The sliders were really the only disappointment of the night.
The buns were sweet and squishy and great value for just CA$11 instead of the usual CA$20, courtesy of the happy-hour menu.
The meat was cooked just right and there was a pleasing kick of ketchup on the burger. Compared to the flavors of the three dishes we'd sampled, though, the burgers were just fine. They're not something we'd order again.
We would only order the chicken pot stickers again during happy hour.
The soy-ginger sauce that came with the pot stickers was generously portioned and piquant.
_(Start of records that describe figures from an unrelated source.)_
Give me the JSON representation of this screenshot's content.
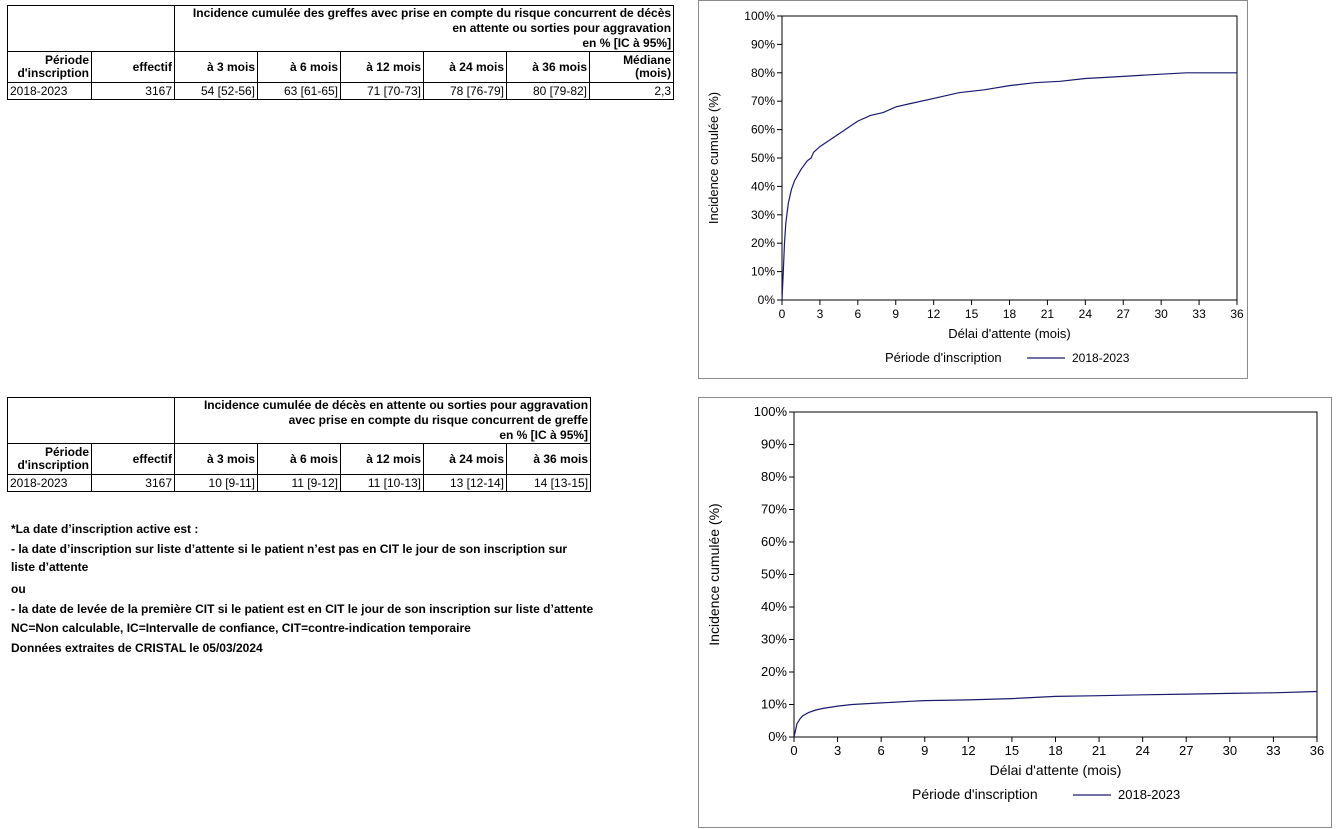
{
  "table1": {
    "title_lines": [
      "Incidence cumulée des greffes avec prise en compte du risque concurrent de décès",
      "en attente ou sorties pour aggravation",
      "en % [IC à 95%]"
    ],
    "col_period": [
      "Période",
      "d'inscription"
    ],
    "col_effectif": "effectif",
    "cols": [
      "à 3 mois",
      "à 6 mois",
      "à 12 mois",
      "à 24 mois",
      "à 36 mois"
    ],
    "col_median": [
      "Médiane",
      "(mois)"
    ],
    "row": {
      "period": "2018-2023",
      "effectif": "3167",
      "values": [
        "54 [52-56]",
        "63 [61-65]",
        "71 [70-73]",
        "78 [76-79]",
        "80 [79-82]"
      ],
      "median": "2,3"
    }
  },
  "table2": {
    "title_lines": [
      "Incidence cumulée de décès en attente ou sorties pour aggravation",
      "avec prise en compte du risque concurrent de greffe",
      "en % [IC à 95%]"
    ],
    "col_period": [
      "Période",
      "d'inscription"
    ],
    "col_effectif": "effectif",
    "cols": [
      "à 3 mois",
      "à 6 mois",
      "à 12 mois",
      "à 24 mois",
      "à 36 mois"
    ],
    "row": {
      "period": "2018-2023",
      "effectif": "3167",
      "values": [
        "10 [9-11]",
        "11 [9-12]",
        "11 [10-13]",
        "13 [12-14]",
        "14 [13-15]"
      ]
    }
  },
  "notes": [
    "*La date d’inscription active est :",
    "- la date d’inscription sur liste d’attente si le patient n’est pas en CIT le jour de son inscription sur liste d’attente",
    "ou",
    "- la date de levée de la première CIT si le patient est en CIT le jour de son inscription sur liste d’attente",
    "NC=Non calculable, IC=Intervalle de confiance, CIT=contre-indication temporaire",
    "Données extraites de CRISTAL le 05/03/2024"
  ],
  "chart_data": [
    {
      "type": "line",
      "title": "",
      "xlabel": "Délai d'attente (mois)",
      "ylabel": "Incidence cumulée (%)",
      "xlim": [
        0,
        36
      ],
      "ylim": [
        0,
        100
      ],
      "xticks": [
        "0",
        "3",
        "6",
        "9",
        "12",
        "15",
        "18",
        "21",
        "24",
        "27",
        "30",
        "33",
        "36"
      ],
      "yticks": [
        "0%",
        "10%",
        "20%",
        "30%",
        "40%",
        "50%",
        "60%",
        "70%",
        "80%",
        "90%",
        "100%"
      ],
      "legend_title": "Période d'inscription",
      "legend_position": "bottom",
      "grid": false,
      "series": [
        {
          "name": "2018-2023",
          "color": "#1a1a6e",
          "x": [
            0,
            0.1,
            0.2,
            0.3,
            0.5,
            0.75,
            1,
            1.5,
            2,
            2.3,
            2.5,
            3,
            4,
            5,
            6,
            7,
            8,
            9,
            10,
            12,
            14,
            16,
            18,
            20,
            22,
            24,
            26,
            28,
            30,
            32,
            34,
            36
          ],
          "y": [
            0,
            10,
            20,
            27,
            34,
            39,
            42,
            46,
            49,
            50,
            52,
            54,
            57,
            60,
            63,
            65,
            66,
            68,
            69,
            71,
            73,
            74,
            75.5,
            76.5,
            77,
            78,
            78.5,
            79,
            79.5,
            80,
            80,
            80
          ]
        }
      ]
    },
    {
      "type": "line",
      "title": "",
      "xlabel": "Délai d'attente (mois)",
      "ylabel": "Incidence cumulée (%)",
      "xlim": [
        0,
        36
      ],
      "ylim": [
        0,
        100
      ],
      "xticks": [
        "0",
        "3",
        "6",
        "9",
        "12",
        "15",
        "18",
        "21",
        "24",
        "27",
        "30",
        "33",
        "36"
      ],
      "yticks": [
        "0%",
        "10%",
        "20%",
        "30%",
        "40%",
        "50%",
        "60%",
        "70%",
        "80%",
        "90%",
        "100%"
      ],
      "legend_title": "Période d'inscription",
      "legend_position": "bottom",
      "grid": false,
      "series": [
        {
          "name": "2018-2023",
          "color": "#1a1a6e",
          "x": [
            0,
            0.1,
            0.2,
            0.4,
            0.6,
            1,
            1.5,
            2,
            3,
            4,
            6,
            8,
            9,
            12,
            15,
            18,
            21,
            24,
            27,
            30,
            33,
            36
          ],
          "y": [
            0,
            2,
            4,
            5.5,
            6.5,
            7.5,
            8.3,
            8.8,
            9.5,
            10,
            10.5,
            11,
            11.2,
            11.4,
            11.8,
            12.5,
            12.7,
            13,
            13.2,
            13.4,
            13.6,
            14
          ]
        }
      ]
    }
  ]
}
The bold flavors ideally complemented the moist, minced chicken.
We enjoyed these for CA$11 but wouldn't get them again outside of happy hour when the order of five is CA$17.50.
The beet salad was cool and refreshing amidst all the hot items.
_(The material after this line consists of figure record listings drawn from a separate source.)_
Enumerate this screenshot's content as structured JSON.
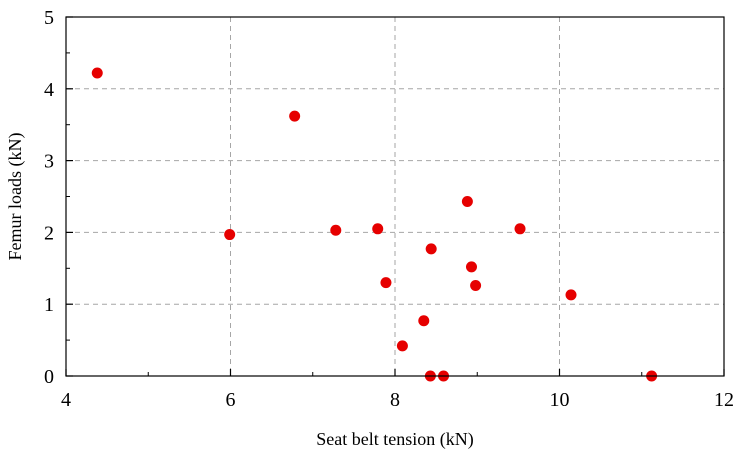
{
  "chart_data": {
    "type": "scatter",
    "xlabel": "Seat belt tension (kN)",
    "ylabel": "Femur loads (kN)",
    "xlim": [
      4,
      12
    ],
    "ylim": [
      0,
      5
    ],
    "xticks": [
      4,
      6,
      8,
      10,
      12
    ],
    "yticks": [
      0,
      1,
      2,
      3,
      4,
      5
    ],
    "x_tick_labels": [
      "4",
      "6",
      "8",
      "10",
      "12"
    ],
    "y_tick_labels": [
      "0",
      "1",
      "2",
      "3",
      "4",
      "5"
    ],
    "grid": true,
    "grid_style": "dashed",
    "marker_color": "#e60000",
    "series": [
      {
        "points": [
          {
            "x": 4.38,
            "y": 4.22
          },
          {
            "x": 5.99,
            "y": 1.97
          },
          {
            "x": 6.78,
            "y": 3.62
          },
          {
            "x": 7.28,
            "y": 2.03
          },
          {
            "x": 7.79,
            "y": 2.05
          },
          {
            "x": 7.89,
            "y": 1.3
          },
          {
            "x": 8.09,
            "y": 0.42
          },
          {
            "x": 8.35,
            "y": 0.77
          },
          {
            "x": 8.43,
            "y": 0.0
          },
          {
            "x": 8.44,
            "y": 1.77
          },
          {
            "x": 8.59,
            "y": 0.0
          },
          {
            "x": 8.88,
            "y": 2.43
          },
          {
            "x": 8.93,
            "y": 1.52
          },
          {
            "x": 8.98,
            "y": 1.26
          },
          {
            "x": 9.52,
            "y": 2.05
          },
          {
            "x": 10.14,
            "y": 1.13
          },
          {
            "x": 11.12,
            "y": 0.0
          }
        ]
      }
    ]
  }
}
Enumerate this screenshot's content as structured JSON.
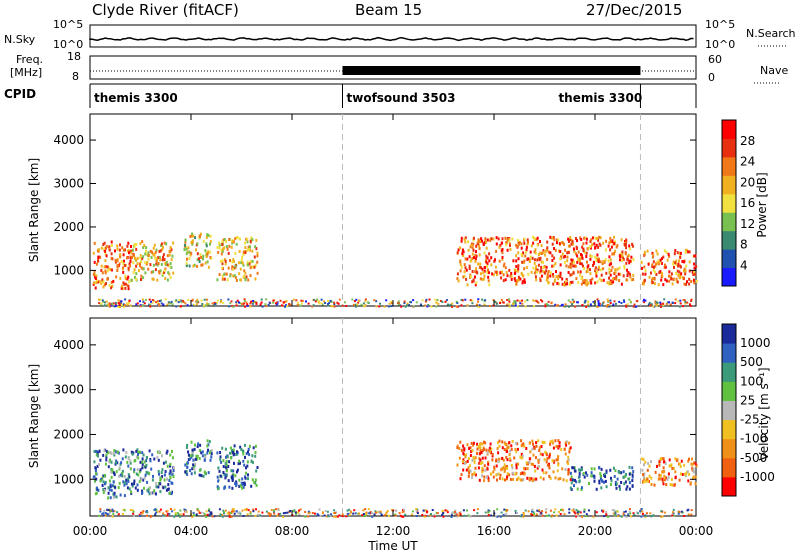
{
  "header": {
    "station": "Clyde River (fitACF)",
    "beam": "Beam 15",
    "date": "27/Dec/2015"
  },
  "strip_labels": {
    "nsky": "N.Sky",
    "freq_line1": "Freq.",
    "freq_line2": "[MHz]",
    "cpid": "CPID",
    "nsearch": "N.Search",
    "nave": "Nave",
    "nsky_ticks": [
      "10^5",
      "10^0"
    ],
    "nsearch_ticks": [
      "10^5",
      "10^0"
    ],
    "freq_ticks": [
      "18",
      "8"
    ],
    "nave_ticks": [
      "60",
      "0"
    ]
  },
  "cpid_segments": [
    {
      "label": "themis 3300",
      "start_h": 0,
      "end_h": 10.0
    },
    {
      "label": "twofsound 3503",
      "start_h": 10.0,
      "end_h": 21.8
    },
    {
      "label": "themis 3300",
      "start_h": 21.8,
      "end_h": 24
    }
  ],
  "colors": {
    "power": [
      "#1a1aff",
      "#2050b0",
      "#3a8a72",
      "#78c050",
      "#f0e040",
      "#f0b020",
      "#f07818",
      "#e83010",
      "#ff0000"
    ],
    "velocity": [
      "#1a2a9a",
      "#3060c0",
      "#3a9a7a",
      "#60c040",
      "#b8b8b8",
      "#f0c020",
      "#f09018",
      "#f06010",
      "#ff0000"
    ]
  },
  "chart_data": [
    {
      "type": "heatmap",
      "quantity": "power",
      "xlabel": "Time UT",
      "ylabel": "Slant Range [km]",
      "xlim": [
        0,
        24
      ],
      "ylim": [
        180,
        4600
      ],
      "x_tick_labels": [
        "00:00",
        "04:00",
        "08:00",
        "12:00",
        "16:00",
        "20:00",
        "00:00"
      ],
      "y_tick_labels": [
        "1000",
        "2000",
        "3000",
        "4000"
      ],
      "colorbar_label": "Power [dB]",
      "colorbar_ticks": [
        "4",
        "8",
        "12",
        "16",
        "20",
        "24",
        "28"
      ],
      "mode_change_times_h": [
        10.0,
        21.8
      ],
      "regions": [
        {
          "t0": 0.1,
          "t1": 1.6,
          "r0": 600,
          "r1": 1700,
          "level": 0.75
        },
        {
          "t0": 1.6,
          "t1": 3.3,
          "r0": 800,
          "r1": 1700,
          "level": 0.6
        },
        {
          "t0": 3.7,
          "t1": 4.8,
          "r0": 1100,
          "r1": 1900,
          "level": 0.55
        },
        {
          "t0": 5.0,
          "t1": 6.6,
          "r0": 800,
          "r1": 1800,
          "level": 0.6
        },
        {
          "t0": 14.5,
          "t1": 21.5,
          "r0": 700,
          "r1": 1800,
          "level": 0.75
        },
        {
          "t0": 21.8,
          "t1": 24,
          "r0": 700,
          "r1": 1500,
          "level": 0.75
        }
      ]
    },
    {
      "type": "heatmap",
      "quantity": "velocity",
      "xlabel": "Time UT",
      "ylabel": "Slant Range [km]",
      "xlim": [
        0,
        24
      ],
      "ylim": [
        180,
        4600
      ],
      "x_tick_labels": [
        "00:00",
        "04:00",
        "08:00",
        "12:00",
        "16:00",
        "20:00",
        "00:00"
      ],
      "y_tick_labels": [
        "1000",
        "2000",
        "3000",
        "4000"
      ],
      "colorbar_label": "Velocity [m s⁻¹]",
      "colorbar_ticks": [
        "1000",
        "500",
        "100",
        "25",
        "-25",
        "-100",
        "-500",
        "-1000"
      ],
      "mode_change_times_h": [
        10.0,
        21.8
      ],
      "regions": [
        {
          "t0": 0.1,
          "t1": 1.6,
          "r0": 600,
          "r1": 1700,
          "level": 0.25
        },
        {
          "t0": 1.6,
          "t1": 3.3,
          "r0": 700,
          "r1": 1700,
          "level": 0.25
        },
        {
          "t0": 3.7,
          "t1": 4.8,
          "r0": 1100,
          "r1": 1900,
          "level": 0.25
        },
        {
          "t0": 5.0,
          "t1": 6.6,
          "r0": 800,
          "r1": 1800,
          "level": 0.2
        },
        {
          "t0": 14.5,
          "t1": 19.0,
          "r0": 1000,
          "r1": 1900,
          "level": 0.75
        },
        {
          "t0": 19.0,
          "t1": 21.5,
          "r0": 800,
          "r1": 1300,
          "level": 0.15
        },
        {
          "t0": 21.8,
          "t1": 24,
          "r0": 900,
          "r1": 1500,
          "level": 0.75
        }
      ]
    }
  ]
}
I loved this relatively simple salad of glazed beets, avocado, orange chunks, and arugula, with a honey-yogurt dressing.
The flavors worked well together and each mouthful was fresh and crisp.
At one point, we struggled to fit everything on the table.
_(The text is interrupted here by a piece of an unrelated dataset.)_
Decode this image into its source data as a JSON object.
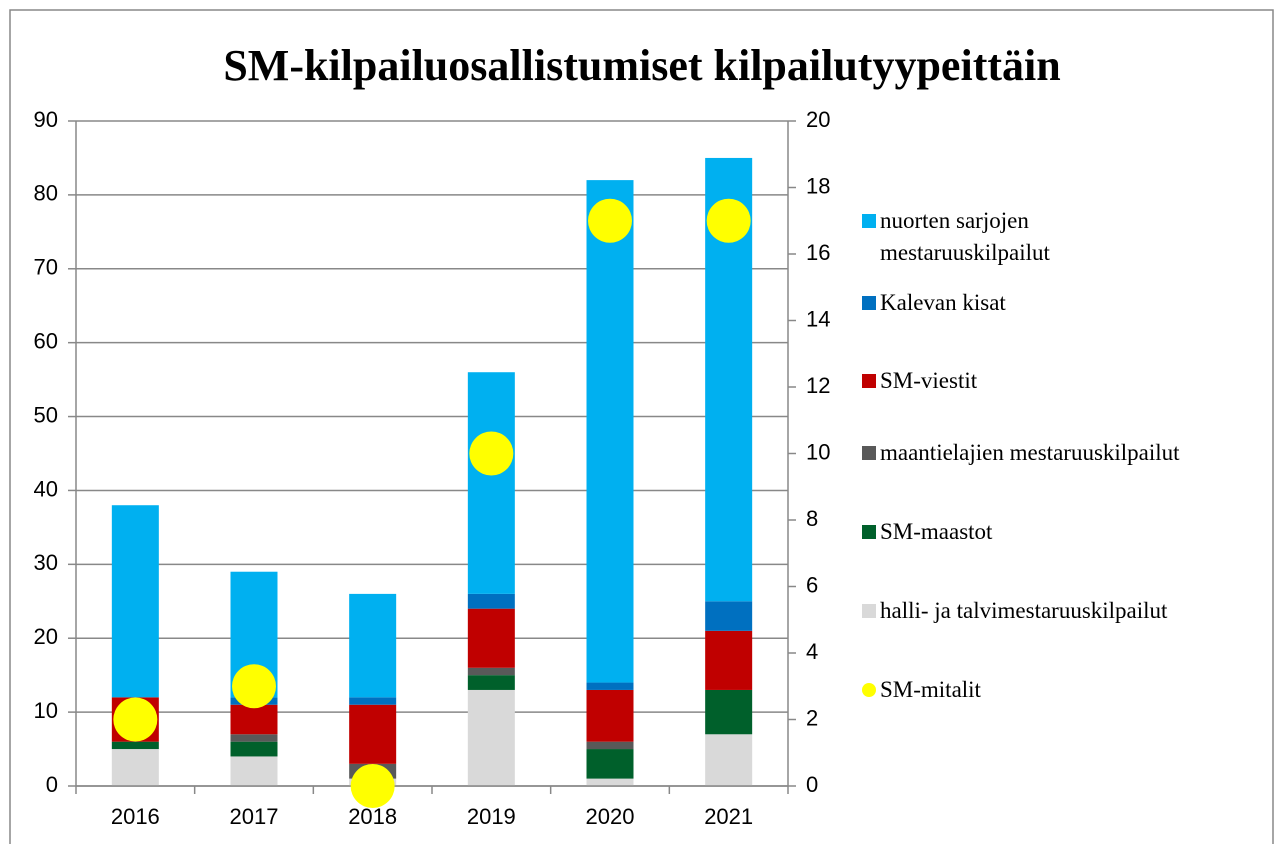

With drinks, water glasses, cutlery, and menus, our bar-area table was quite full even before the food arrived.
Maybe if the service wasn't so good, with food coming out fast, fresh, and efficiently, there would be more time for us to finish each dish as it arrived.
These high bar tables are definitely designed more for drinks and an appetizer or two — not for four people ordering multiple items. We'll keep that in mind for next time.
Narrowing our cheesecake choices down from over 30 options was a challenge.
The chain has an extensive cheesecake menu with over 30 slices. It was hard to decide so we ordered three to share, including the newer Classic Basque Cheesecake. All three arrived at the same time.
The Basque cheesecake's combination of a "burnt" top, creamy cake, base, berries, and coulis was spectacular. Each mouthful was a flavor explosion.
Unsurprisingly, I can confirm that The Cheesecake Factory makes outstanding cheesecake.
The Dulce de Leche Caramel Cheesecake was remarkable.
At CA$14, this dulce-de-leche slice was the cheapest of the three we ordered — the others were CA$14.50. I think it's a substantial amount to spend on a piece of cake, but I don't regret spending a cent.
This caramel creation topped with caramel mousse and scatters of almond "brickle" was a marvel. Even the base was subtly flavored with vanilla.
This was the best cheesecake I have ever consumed. My only regret was having to share with the others.
The Cheesecake Factory also has gluten-free cheesecakes available to order.
I was impressed the chain had a gluten-free cheesecake that could be ordered with or without strawberries and cream. We tried the gluten-free cheesecake with strawberries and I was delighted by how creamy and delicious it was.
If my life hadn't been entirely upended by my encounter with the dulce-de-leche version just minutes earlier, this would've been a definite contender for my favorite cheesecake ever. It really was that good.
I'll be back for the cheesecake and the spinach dip.
My dining companions and I all agreed that the cheesecake was the best part of the whole experience. I wasn't surprised the cheesecake was so good, but it was even better than I expected. Half the table liked the Basque version best. I and my partner's mom loved the dulce de leche.
Overall, I think The Cheesecake Factory is a perfect place to collapse in after a long day of shopping or before or after a movie at the mall's Cineplex.
The happy-hour deals were solid and, based on the generous entree portions I saw, it seems like a brilliant place to take home leftovers. A lot of main dishes seemed to have enough food for dinner and a next-day lunch.
I'll definitely be back to try the chicken-laden salads, get more delicious spinach dip, and devour another slice of the Dulce de Leche Caramel Cheesecake. This time, though, I'm keeping the entire slice to myself.